[Fox Hunting in the Roman Countryside]

Giuseppe Primoli Italian

Not on view

Count Giuseppe Primoli was born in Italy, though he spent his youth in Paris. After the fall of the Second Empire, he divided his time between Rome and Paris, leading the fashionable life of an aristocrat and maintaining long friendships with such literary personalities as Théophile Gauthier, Alexandre Dumas fils, Guy de Maupassant, and Gabriele d'Annunzio.

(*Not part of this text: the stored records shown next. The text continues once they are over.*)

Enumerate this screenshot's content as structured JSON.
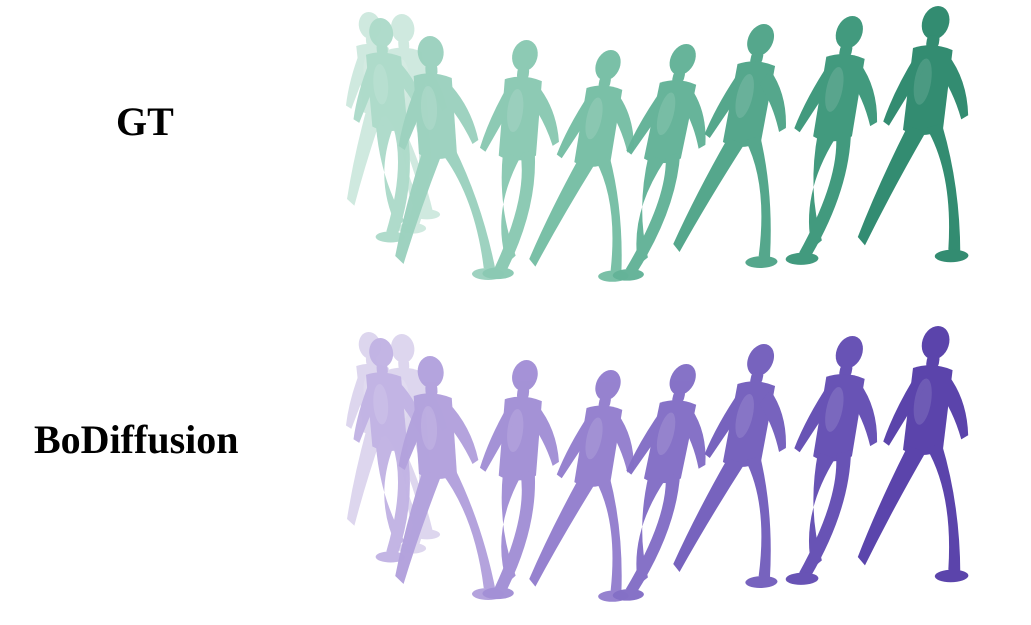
{
  "rows": [
    {
      "label": "GT",
      "colors": [
        "#cfe9df",
        "#bfe3d6",
        "#aedbca",
        "#9dd2bf",
        "#8bc9b3",
        "#78bfa6",
        "#64b398",
        "#52a68a",
        "#3f987c",
        "#2f8a6f"
      ]
    },
    {
      "label": "BoDiffusion",
      "colors": [
        "#ddd6ee",
        "#d0c6ea",
        "#c2b4e4",
        "#b3a2dd",
        "#a390d6",
        "#9480cf",
        "#8470c6",
        "#7560bd",
        "#6650b4",
        "#5841aa"
      ]
    }
  ],
  "figure_icon": "human-body-mesh-icon"
}
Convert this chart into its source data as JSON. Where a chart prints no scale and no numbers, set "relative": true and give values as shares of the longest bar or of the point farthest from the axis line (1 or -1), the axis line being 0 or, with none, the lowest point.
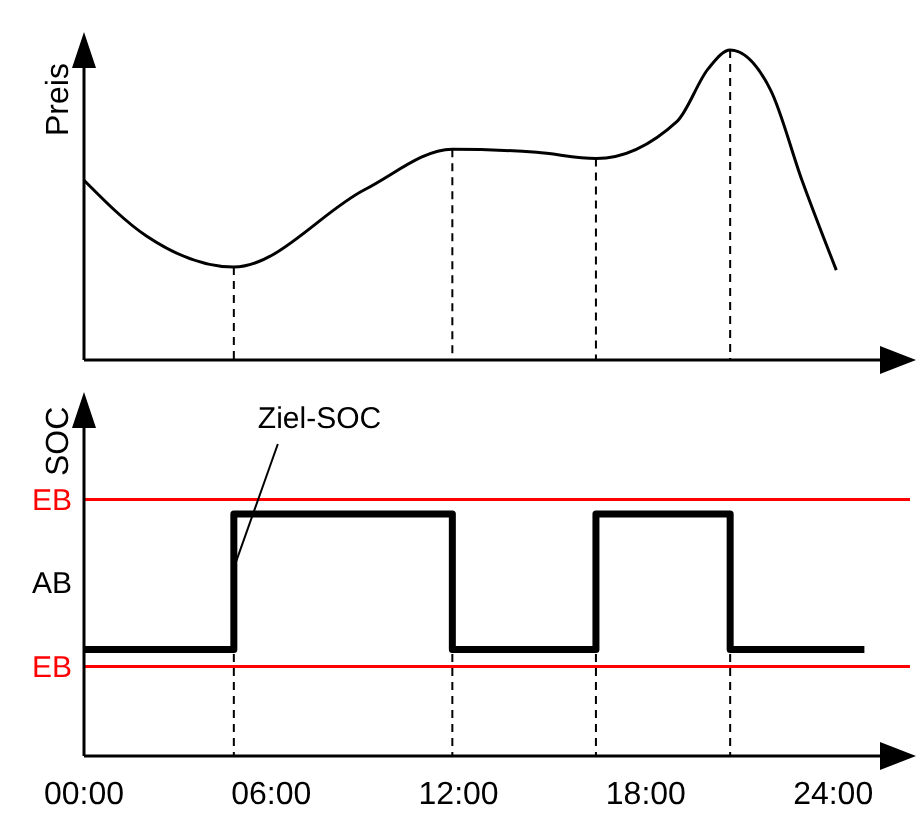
{
  "chart_data": [
    {
      "type": "line",
      "ylabel": "Preis",
      "relative": true,
      "color": "#000000",
      "tick_labels": false,
      "x": [
        0,
        2,
        4.8,
        9,
        11.8,
        14.5,
        16.4,
        19,
        20,
        20.7,
        22,
        23,
        24.1
      ],
      "values": [
        0.58,
        0.4,
        0.3,
        0.55,
        0.68,
        0.67,
        0.65,
        0.77,
        0.94,
        1,
        0.87,
        0.58,
        0.29
      ],
      "xlim": [
        0,
        25.5
      ],
      "ref_lines": [
        {
          "axis": "x",
          "value": 4.8,
          "line_style": "dashed"
        },
        {
          "axis": "x",
          "value": 11.8,
          "line_style": "dashed"
        },
        {
          "axis": "x",
          "value": 16.4,
          "line_style": "dashed"
        },
        {
          "axis": "x",
          "value": 20.7,
          "line_style": "dashed"
        }
      ]
    },
    {
      "type": "step",
      "ylabel": "SOC",
      "relative": true,
      "color": "#000000",
      "tick_labels": "x",
      "x": [
        0,
        4.8,
        11.8,
        16.4,
        20.7,
        25
      ],
      "values": [
        0.44,
        1,
        0.44,
        1,
        0.44,
        0.44
      ],
      "xlim": [
        0,
        25.5
      ],
      "xticks": [
        {
          "value": 0,
          "label": "00:00"
        },
        {
          "value": 6,
          "label": "06:00"
        },
        {
          "value": 12,
          "label": "12:00"
        },
        {
          "value": 18,
          "label": "18:00"
        },
        {
          "value": 24,
          "label": "24:00"
        }
      ],
      "ref_lines": [
        {
          "axis": "y",
          "value": 1.06,
          "label": "EB",
          "color": "#ff0000"
        },
        {
          "axis": "y",
          "value": 0.37,
          "label": "EB",
          "color": "#ff0000"
        },
        {
          "axis": "x",
          "value": 4.8,
          "line_style": "dashed"
        },
        {
          "axis": "x",
          "value": 11.8,
          "line_style": "dashed"
        },
        {
          "axis": "x",
          "value": 16.4,
          "line_style": "dashed"
        },
        {
          "axis": "x",
          "value": 20.7,
          "line_style": "dashed"
        }
      ],
      "annotations": [
        "AB",
        {
          "text": "Ziel-SOC",
          "x": 4.8,
          "y": 0.8
        }
      ]
    }
  ]
}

An amateur photographer from an early age, Primoli entertained the idea of becoming a writer but soon gave in to his mania for photography; he left over fifteen thousand images, most of which are now at the Primoli Foundation in Rome.
Primoli was among the first amateurs to devote himself almost exclusively to the instantaneous images that the new hand-held camera made possible in the late 1880s. Seldom venturing anywhere without his lens, he developed a sure eye for the uncommon angle, the amusing juxtaposition, the incongruous detail. A man of wide culture and interests who had access by birthright to the most exclusive social circles, Primoli was in a unique position to compile an original, often irreverent chronicle of his time. Announcing modern reportage, his work foreshadows that of Jacques-Henri Lartigue, Henri Cartier-Bresson, and Erich Salomon.
In his portrayals of the pastimes of the aristocratic families of Rome--their balls, charity events, horse races, and fox hunts--Primoli displays a detachment tinged with irony. This view of a hunt in the countryside holds our attention by the barren beauty of the vast, grassy landscape, rendered with the delicacy of a miniature and which the elegant silhouettes of the hunters punctuate with the crisp precision of notes on a sheet of music.